The old instrument of simple “registration” was retained for the medicinal products of these “directions”, as long as they were not to be marketed and advertised with a medical indication – as a purely administrative procedure in Division 4 of the BfArM. This department decides whether a remedy is homeopathic at all (of course the simple registration is extraordinarily “popular”) and, according to its own statements, makes this dependent on the “manufacturing process”, i.e. on the application of the principle of potentiated basic substance. In addition, safety and compliance with best practice rules during production are checked.

Those manufacturers who wish to advertise with an indication, i.e. information on areas of application, can submit an “application for approval”. The Commission D has to decide on this application. It bases its decision on “homeopathic knowledge material”, the evaluation of which is reserved for the “experts in the therapeutic direction” within Commission D. The Commission is therefore not responsible for the objective scientific evaluation of this material. On the contrary, such is suspended in favour of an “internal”, i.e. always subjective, expert assessment. In this way the “special therapeutic directions” are namely protected from the requirements of objective science, but at the same time, they also lack any possibility of invoking on this.

To clarify once again: the task of Commission D (and the commissions for the other special therapeutic directions) is not the evaluation of the approved applications of efficacy according to objective scientific criteria, as is the case for normal pharmaceuticals. No, the internal group of “experts” who have the “medical expertise in the therapeutic direction” will decide on the approval and thus the market access of homeopathic medicinal products with indications. Among themselves. In a joint consensus. According to personal perception, opinion or “experience”, according to “internal evidence” instead of intersubjective, generally valid criteria. This situation has remained unchanged since 1978 – on the homepage of Department 4 of the BfArM there is still talk of the relic of “scientific pluralism in the field of drug therapy”, which the legislation (40 years ago) had expressly provided for. Already at that time an anachronism that should not have been followed. [2]

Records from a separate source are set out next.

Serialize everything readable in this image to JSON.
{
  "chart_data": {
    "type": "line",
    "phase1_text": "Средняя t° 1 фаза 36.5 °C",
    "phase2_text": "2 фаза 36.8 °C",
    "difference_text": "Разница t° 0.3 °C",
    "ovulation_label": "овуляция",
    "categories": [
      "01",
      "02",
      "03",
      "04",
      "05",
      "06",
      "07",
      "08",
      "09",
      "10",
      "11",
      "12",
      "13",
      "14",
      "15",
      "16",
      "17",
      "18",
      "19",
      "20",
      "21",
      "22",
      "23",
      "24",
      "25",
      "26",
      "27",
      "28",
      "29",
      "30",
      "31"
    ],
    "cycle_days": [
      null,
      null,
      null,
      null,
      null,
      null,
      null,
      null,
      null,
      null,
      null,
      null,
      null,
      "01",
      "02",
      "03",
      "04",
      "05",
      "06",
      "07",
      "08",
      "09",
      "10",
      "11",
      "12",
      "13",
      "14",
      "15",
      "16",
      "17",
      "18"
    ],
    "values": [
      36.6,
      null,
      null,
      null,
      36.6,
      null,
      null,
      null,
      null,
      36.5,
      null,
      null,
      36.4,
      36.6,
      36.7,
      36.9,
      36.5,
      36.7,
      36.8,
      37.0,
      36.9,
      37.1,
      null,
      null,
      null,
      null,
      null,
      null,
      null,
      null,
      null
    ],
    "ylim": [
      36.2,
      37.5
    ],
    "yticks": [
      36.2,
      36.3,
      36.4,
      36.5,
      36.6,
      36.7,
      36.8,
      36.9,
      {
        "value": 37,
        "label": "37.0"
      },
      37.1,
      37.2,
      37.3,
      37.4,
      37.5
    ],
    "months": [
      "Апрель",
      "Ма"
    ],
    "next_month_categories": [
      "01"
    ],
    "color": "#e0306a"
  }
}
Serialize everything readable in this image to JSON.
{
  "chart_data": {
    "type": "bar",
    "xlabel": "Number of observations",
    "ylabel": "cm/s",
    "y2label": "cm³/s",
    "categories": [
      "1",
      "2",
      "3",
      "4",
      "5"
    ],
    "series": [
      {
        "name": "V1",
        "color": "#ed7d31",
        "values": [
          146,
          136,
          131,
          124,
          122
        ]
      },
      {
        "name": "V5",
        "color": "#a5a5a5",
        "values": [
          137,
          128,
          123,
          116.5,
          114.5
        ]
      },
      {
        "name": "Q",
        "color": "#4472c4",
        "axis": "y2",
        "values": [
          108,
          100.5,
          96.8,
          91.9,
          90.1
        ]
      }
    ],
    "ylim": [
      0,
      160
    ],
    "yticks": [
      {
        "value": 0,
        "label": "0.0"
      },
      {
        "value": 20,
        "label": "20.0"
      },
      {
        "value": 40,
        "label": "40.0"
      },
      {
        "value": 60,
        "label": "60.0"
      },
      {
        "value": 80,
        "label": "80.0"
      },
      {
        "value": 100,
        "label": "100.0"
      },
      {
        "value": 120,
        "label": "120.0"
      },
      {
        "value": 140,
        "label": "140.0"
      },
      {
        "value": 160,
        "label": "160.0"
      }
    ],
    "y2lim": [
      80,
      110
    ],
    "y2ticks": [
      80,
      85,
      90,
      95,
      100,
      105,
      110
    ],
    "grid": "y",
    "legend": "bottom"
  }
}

This is the so often invoked “internal consensus” which still privileges homeopathy (and the other “special directions”) in an unacceptable way, even erecting a real protective fence around it. From the legal point of view – and in the general public’s perception – the remedies of the “special therapeutic directions” are just as much “drugs” as any pharmaceutical product that has undergone a testing and approval process that often takes years (only about eight per cent of all new developments in the pharmaceutical industry make it to approval in the first place). Homeopathy – and anthroposophy – are obviously doing their utmost to maintain this special legal regulation. This is because of their integration into the health care system and social security law depends directly on it.

There is nothing in German pharmaceutical law that is more in need of reform.